Acid Dad is the kind of band you can imagine drinking PBRs in a dingy basement, lighting something on fire, then waking up to go to a college calculus class the next morning. Still in school at NYU, Danny Gomez, Vaughn Hunt, and Kevin Walker found each other late at night in an East Williamsburg bar in 2014 and, with the recent addition of Sean Fahey, formed a band that straddles two genres: psych and punk, if they were played in a ramshackle garage.
The combination of their college enrollment, psych-punk, and garage rock might form the stereotypical “slacker” image in your mind, but Acid Dad is anything but that. Named by Oh My Rockness as New York’s third most hardworking band of 2015, they played 36 high-energy, head-banging shows last year and are slated to play about one show per day all around the country from now until the end of April, a task reserved for crazy hard workers or just plain crazies.
On their debut EP, Let’s Plan a Robbery, that kind of boundless energy manifests in Acid Dad’s songwriting. Though they embrace punk’s DIY ethic, the EP feels polished—at least in the sense that all the lo-fi fuzziness in it is perfectly balanced. And though most of their songs follow basic structures, the four tracks ebb in flow in subtler motion, a result of the painstaking process of breaking down songs to make sure each separate section, often very different, flowed. Not always recognizable, the verse-pre-chorus-chorus structure is often masked under another force more tangible throughout the EP: tension and release.
On the opener, “Don’t Get Taken,” a song that is equal parts fuzzy rock, jaunty guitar riffs, and punk rasp, the melody centers on one chord before letting loose at the end of each section, then building up into a pre-chorus refrain. The real release comes in a chorus that is just a more energetic extension of what preceded it; after repeating “Gotta get out,” singer Hunt yelps with urgency, “Get outta here now, my baby.” With the similarly uptempo and guitar hook–laden “Digger (Gotta Get That Money),” the chorus breaks up a driving, simple melody reminiscent of ‘70s punk, building to a suspended moment of quiet toward the end before heading in for the final release.

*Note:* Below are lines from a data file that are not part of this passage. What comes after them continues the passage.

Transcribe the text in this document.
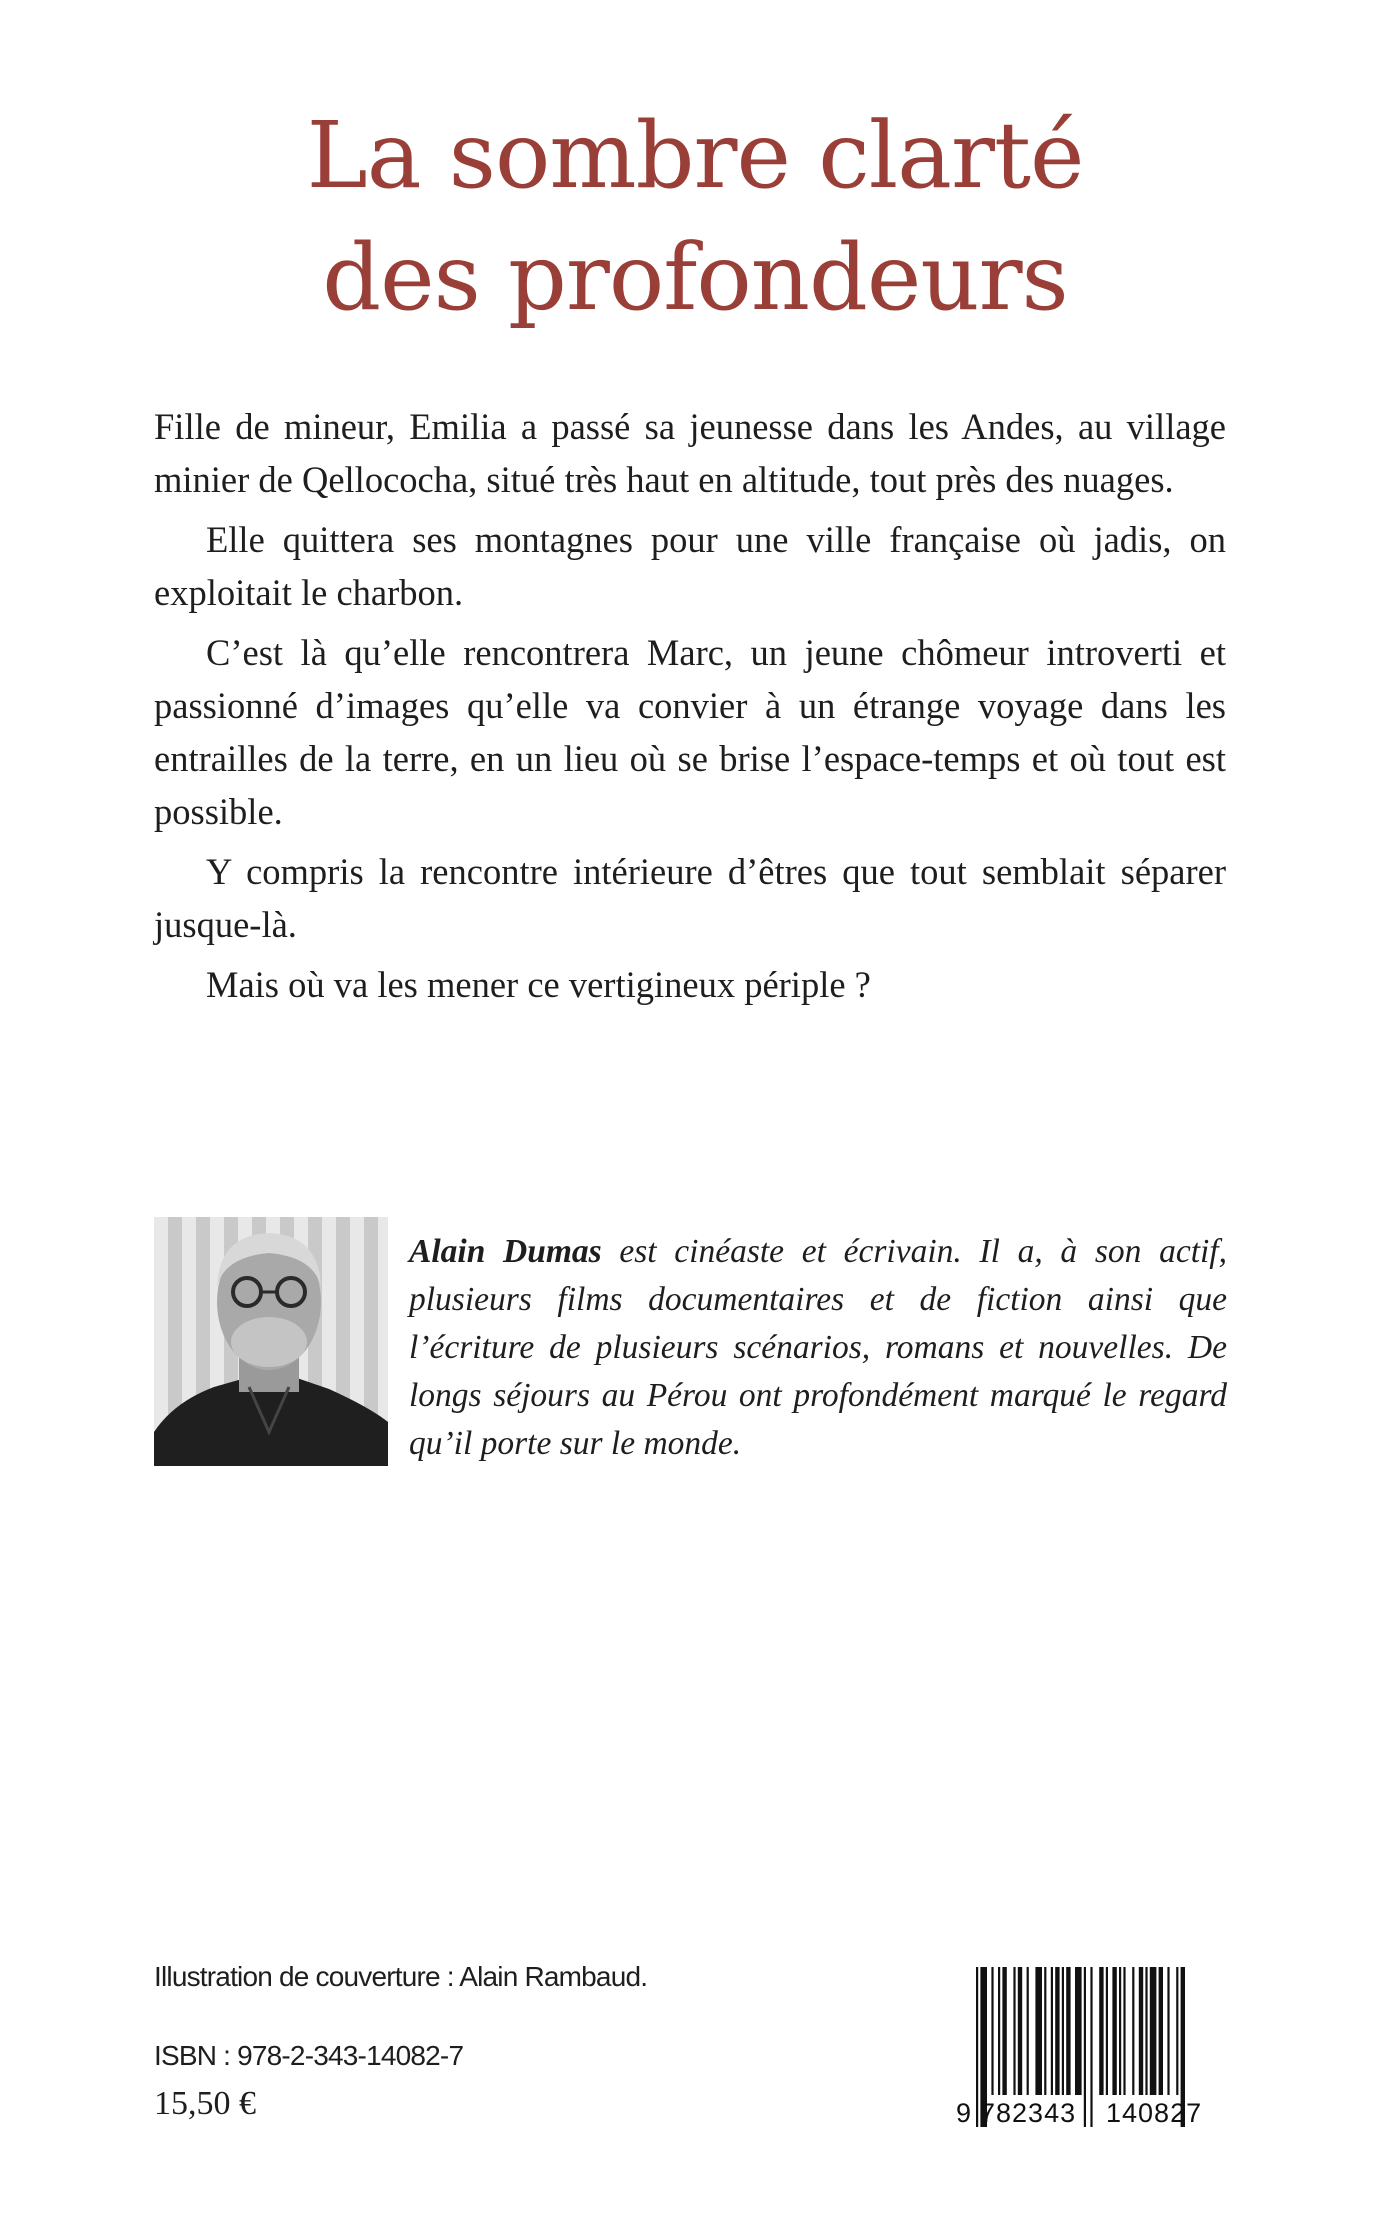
La sombre clarté
des profondeurs

Fille de mineur, Emilia a passé sa jeunesse dans les Andes, au village minier de Qellococha, situé très haut en altitude, tout près des nuages.

Elle quittera ses montagnes pour une ville française où jadis, on exploitait le charbon.

C’est là qu’elle rencontrera Marc, un jeune chômeur introverti et passionné d’images qu’elle va convier à un étrange voyage dans les entrailles de la terre, en un lieu où se brise l’espace-temps et où tout est possible.

Y compris la rencontre intérieure d’êtres que tout semblait séparer jusque-là.

Mais où va les mener ce vertigineux périple ?

Alain Dumas est cinéaste et écrivain. Il a, à son actif, plusieurs films documentaires et de fiction ainsi que l’écriture de plusieurs scénarios, romans et nouvelles. De longs séjours au Pérou ont profondément marqué le regard qu’il porte sur le monde.
Illustration de couverture : Alain Rambaud.
ISBN : 978-2-343-14082-7
15,50 €	9 782343 140827
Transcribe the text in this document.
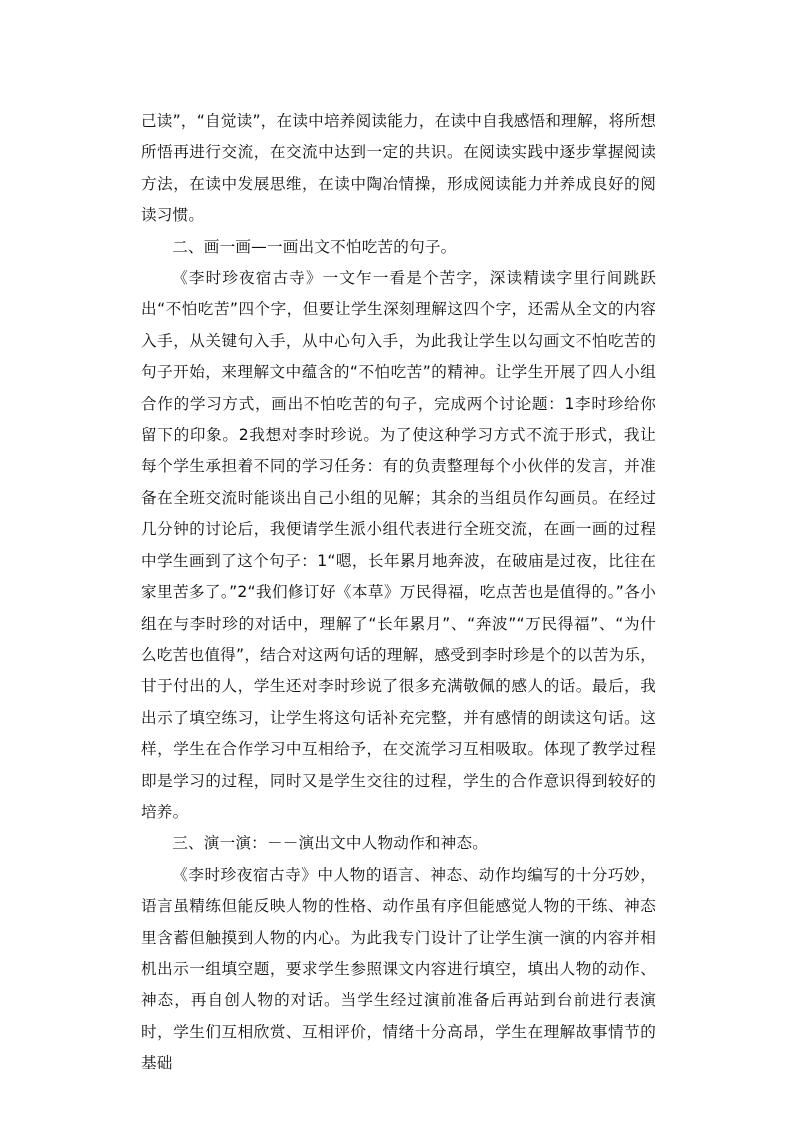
己读”，“自觉读”，在读中培养阅读能力，在读中自我感悟和理解，将所想所悟再进行交流，在交流中达到一定的共识。在阅读实践中逐步掌握阅读方法，在读中发展思维，在读中陶冶情操，形成阅读能力并养成良好的阅读习惯。

二、画一画—一画出文不怕吃苦的句子。

《李时珍夜宿古寺》一文乍一看是个苦字，深读精读字里行间跳跃出“不怕吃苦”四个字，但要让学生深刻理解这四个字，还需从全文的内容入手，从关键句入手，从中心句入手，为此我让学生以勾画文不怕吃苦的句子开始，来理解文中蕴含的“不怕吃苦”的精神。让学生开展了四人小组合作的学习方式，画出不怕吃苦的句子，完成两个讨论题：1李时珍给你留下的印象。2我想对李时珍说。为了使这种学习方式不流于形式，我让每个学生承担着不同的学习任务：有的负责整理每个小伙伴的发言，并准备在全班交流时能谈出自己小组的见解；其余的当组员作勾画员。在经过几分钟的讨论后，我便请学生派小组代表进行全班交流，在画一画的过程中学生画到了这个句子：1“嗯，长年累月地奔波，在破庙是过夜，比往在家里苦多了。”2“我们修订好《本草》万民得福，吃点苦也是值得的。”各小组在与李时珍的对话中，理解了“长年累月”、“奔波”“万民得福”、“为什么吃苦也值得”，结合对这两句话的理解，感受到李时珍是个的以苦为乐，甘于付出的人，学生还对李时珍说了很多充满敬佩的感人的话。最后，我出示了填空练习，让学生将这句话补充完整，并有感情的朗读这句话。这样，学生在合作学习中互相给予，在交流学习互相吸取。体现了教学过程即是学习的过程，同时又是学生交往的过程，学生的合作意识得到较好的培养。

三、演一演：－－演出文中人物动作和神态。

《李时珍夜宿古寺》中人物的语言、神态、动作均编写的十分巧妙，语言虽精练但能反映人物的性格、动作虽有序但能感觉人物的干练、神态里含蓄但触摸到人物的内心。为此我专门设计了让学生演一演的内容并相机出示一组填空题，要求学生参照课文内容进行填空，填出人物的动作、神态，再自创人物的对话。当学生经过演前准备后再站到台前进行表演时，学生们互相欣赏、互相评价，情绪十分高昂，学生在理解故事情节的基础
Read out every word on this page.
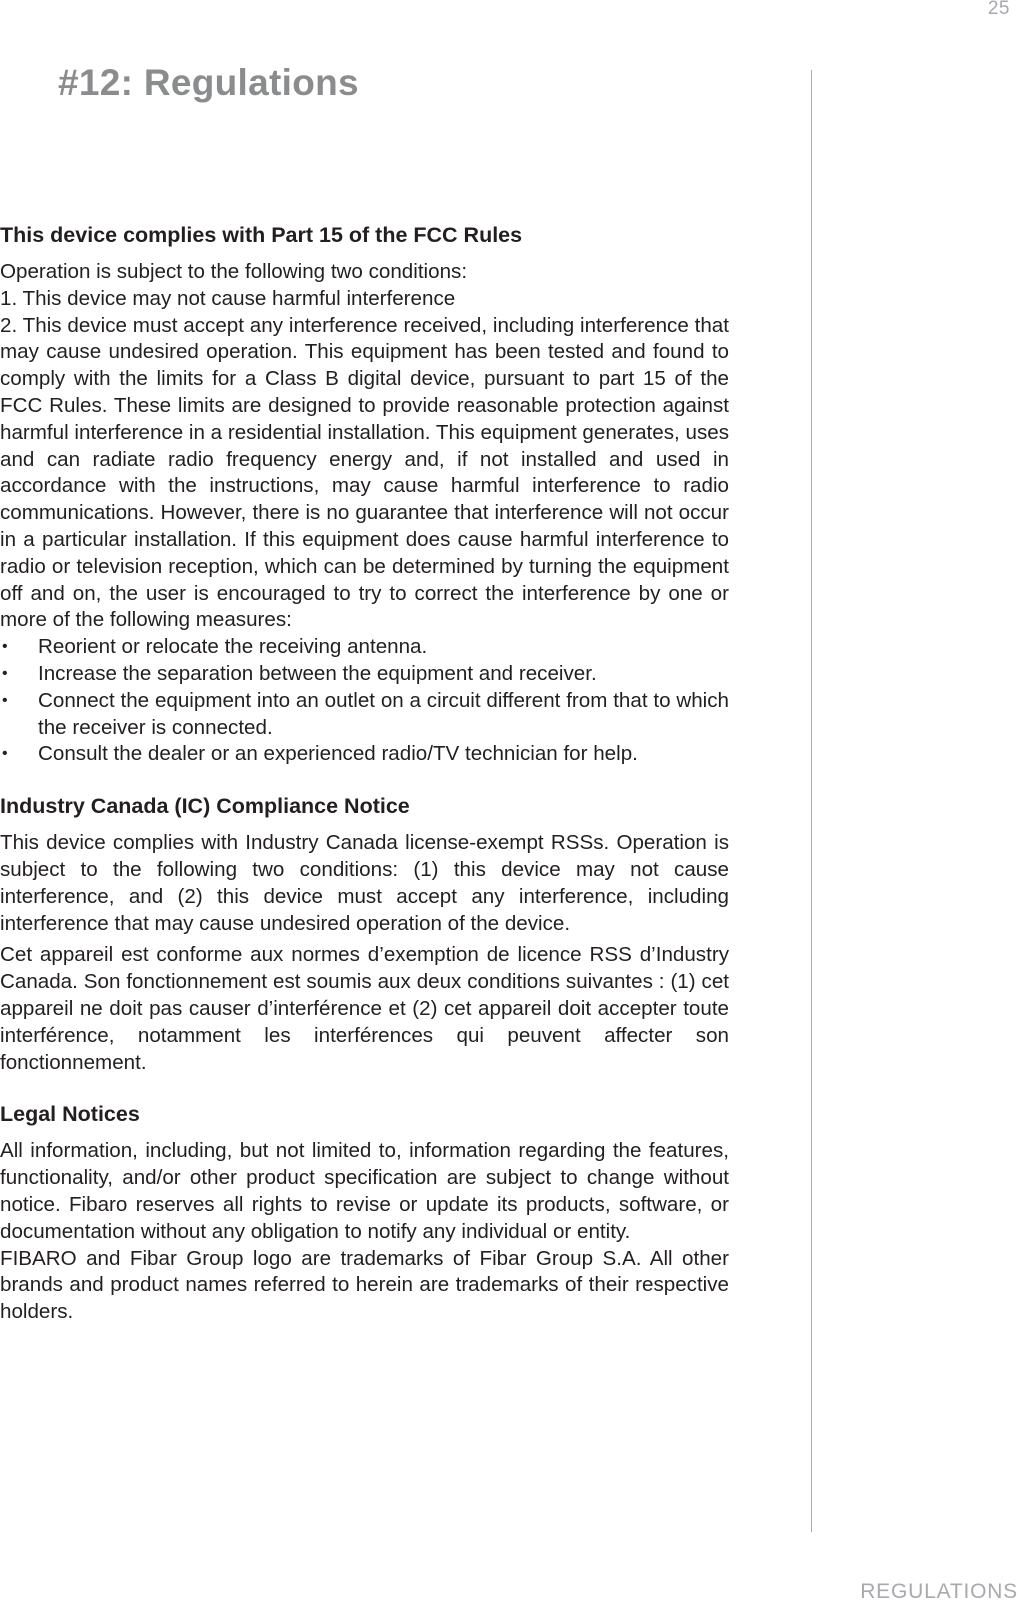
25
#12: Regulations
This device complies with Part 15 of the FCC Rules

Operation is subject to the following two conditions:

1. This device may not cause harmful interference

2. This device must accept any interference received, including interference that may cause undesired operation. This equipment has been tested and found to comply with the limits for a Class B digital device, pursuant to part 15 of the FCC Rules. These limits are designed to provide reasonable protection against harmful interference in a residential installation. This equipment generates, uses and can radiate radio frequency energy and, if not installed and used in accordance with the instructions, may cause harmful interference to radio communications. However, there is no guarantee that interference will not occur in a particular installation. If this equipment does cause harmful interference to radio or television reception, which can be determined by turning the equipment off and on, the user is encouraged to try to correct the interference by one or more of the following measures:

• Reorient or relocate the receiving antenna.
• Increase the separation between the equipment and receiver.
• Connect the equipment into an outlet on a circuit different from that to which the receiver is connected.
• Consult the dealer or an experienced radio/TV technician for help.
Industry Canada (IC) Compliance Notice

This device complies with Industry Canada license-exempt RSSs. Operation is subject to the following two conditions: (1) this device may not cause interference, and (2) this device must accept any interference, including interference that may cause undesired operation of the device.

Cet appareil est conforme aux normes d’exemption de licence RSS d’Industry Canada. Son fonctionnement est soumis aux deux conditions suivantes : (1) cet appareil ne doit pas causer d’interférence et (2) cet appareil doit accepter toute interférence, notamment les interférences qui peuvent affecter son fonctionnement.

Legal Notices

All information, including, but not limited to, information regarding the features, functionality, and/or other product specification are subject to change without notice. Fibaro reserves all rights to revise or update its products, software, or documentation without any obligation to notify any individual or entity.

FIBARO and Fibar Group logo are trademarks of Fibar Group S.A. All other brands and product names referred to herein are trademarks of their respective holders.

REGULATIONS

Elsewhere, it’s the chorus that’s in suspension. On the slower, dreamier “Shoot You Down,” the two-line chorus descends in three reverb-soaked chords, silencing the percussion to add quiet intensity to the final words, “I’m gonna have to shoot you down.” This, oddly enough for a softer song, is as aggressive as Acid Dad’s sentiments get in sentiment on the EP. Though audacious in tone and title—as you would expect from the punk side of their dual genre—the music has a playful edge. “Hey señorita / I don’t need ya / They gonna give me a raise,” they sing in “Digger.” And far from threatening, both “Don’t Get Taken” and “Fool’s Gold” are about getting out of bad situations (“Babe, don’t want to be in your game,” Hunt sings in the latter).
Despite its tame themes, their music still grabs you with force and shakes you, especially when played at a recommended high volume. With stubbornly catchy guitar hooks, deftly-crafted fuzzy songs, and an insane tour schedule, it seems that contrary to our imaginations, the only fires Acid Dad is lighting these days is in their own bellies (though I’m sure they’ll pick up a few PBRs along the way).